Silent-Aire specialises in designing, engineering and manufacturing custom air handlers and modular data centres for these hyper-scale cloud and colocation providers.
Johnson Controls CEO George Oliver said the acquisition will help his team grow in an “attractive end market” by combining its manufacturing expertise with Silent-Aire’s “broad portfolio of technologies”.
“This acquisition perfectly aligns with several of our key strategic growth initiatives and underscores our focus on creating shareholder value,” Oliver continued. “We are incredibly excited to welcome Silent-Aire to the Johnson Controls family as we look to build upon their success of nearly 30 years of innovation, operational expertise and deep customer relationships.”
Silent-Aire’s revenue for the 2021 fiscal year is expected to be $650m. The Canadian company employs 3,000 people globally and its European headquarters is in Dublin.

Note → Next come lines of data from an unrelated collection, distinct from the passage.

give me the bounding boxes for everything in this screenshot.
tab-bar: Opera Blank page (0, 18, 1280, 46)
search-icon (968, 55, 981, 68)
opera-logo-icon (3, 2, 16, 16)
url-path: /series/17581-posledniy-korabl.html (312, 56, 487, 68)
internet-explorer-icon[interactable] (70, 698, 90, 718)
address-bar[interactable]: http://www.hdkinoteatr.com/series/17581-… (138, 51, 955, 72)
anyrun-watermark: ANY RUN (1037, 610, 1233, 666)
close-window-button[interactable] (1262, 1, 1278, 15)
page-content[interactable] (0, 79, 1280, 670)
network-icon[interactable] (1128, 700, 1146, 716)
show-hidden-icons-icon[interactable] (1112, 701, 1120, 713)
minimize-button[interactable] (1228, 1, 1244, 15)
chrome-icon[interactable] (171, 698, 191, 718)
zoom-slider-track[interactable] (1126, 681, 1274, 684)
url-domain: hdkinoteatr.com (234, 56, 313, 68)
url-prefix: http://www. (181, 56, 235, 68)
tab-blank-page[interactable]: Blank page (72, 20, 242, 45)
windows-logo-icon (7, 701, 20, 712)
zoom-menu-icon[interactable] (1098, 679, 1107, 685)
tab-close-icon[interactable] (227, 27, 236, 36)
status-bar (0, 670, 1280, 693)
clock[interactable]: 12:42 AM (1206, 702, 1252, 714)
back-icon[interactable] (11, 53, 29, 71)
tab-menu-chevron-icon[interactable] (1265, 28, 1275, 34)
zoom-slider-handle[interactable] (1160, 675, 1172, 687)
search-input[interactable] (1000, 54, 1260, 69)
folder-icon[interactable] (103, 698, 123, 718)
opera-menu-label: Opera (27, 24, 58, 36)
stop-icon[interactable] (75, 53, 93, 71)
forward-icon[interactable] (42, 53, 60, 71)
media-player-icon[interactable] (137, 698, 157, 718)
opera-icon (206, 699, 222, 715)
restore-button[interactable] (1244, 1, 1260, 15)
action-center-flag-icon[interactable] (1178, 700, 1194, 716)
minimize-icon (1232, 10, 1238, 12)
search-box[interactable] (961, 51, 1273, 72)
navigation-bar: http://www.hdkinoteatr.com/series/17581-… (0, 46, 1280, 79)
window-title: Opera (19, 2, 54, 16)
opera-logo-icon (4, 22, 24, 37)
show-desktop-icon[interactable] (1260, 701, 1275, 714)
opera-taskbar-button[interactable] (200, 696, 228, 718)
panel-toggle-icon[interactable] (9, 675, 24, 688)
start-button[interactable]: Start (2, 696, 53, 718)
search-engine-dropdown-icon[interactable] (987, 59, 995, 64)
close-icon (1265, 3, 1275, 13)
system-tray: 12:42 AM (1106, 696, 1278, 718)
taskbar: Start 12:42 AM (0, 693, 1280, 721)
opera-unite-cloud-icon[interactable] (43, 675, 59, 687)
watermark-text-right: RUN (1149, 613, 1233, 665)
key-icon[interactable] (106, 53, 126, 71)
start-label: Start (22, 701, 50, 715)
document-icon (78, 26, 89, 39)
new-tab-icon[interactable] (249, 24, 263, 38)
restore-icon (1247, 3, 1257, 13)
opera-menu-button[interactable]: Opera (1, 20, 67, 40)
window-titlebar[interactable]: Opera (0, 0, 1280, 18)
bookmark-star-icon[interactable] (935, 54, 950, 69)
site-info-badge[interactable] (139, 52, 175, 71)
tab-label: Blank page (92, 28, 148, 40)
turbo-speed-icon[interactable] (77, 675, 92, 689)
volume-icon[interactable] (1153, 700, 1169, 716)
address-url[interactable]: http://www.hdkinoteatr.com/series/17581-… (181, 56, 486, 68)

“Silent-Aire grew up with the cloud and our DNA translates what it means to be a hyper-scale data centre company,” the company’s co-CEO, Lindsey Leckelt, said.
“We broke through traditional design barriers that pushed energy initiatives in what led to how most hyper-scale data centres are cooled and engineered today. The culture in our business captures this unique skill set and is scaled through to our engineering, operations and manufacturing teams to keep up with the explosive growth of cloud providers.”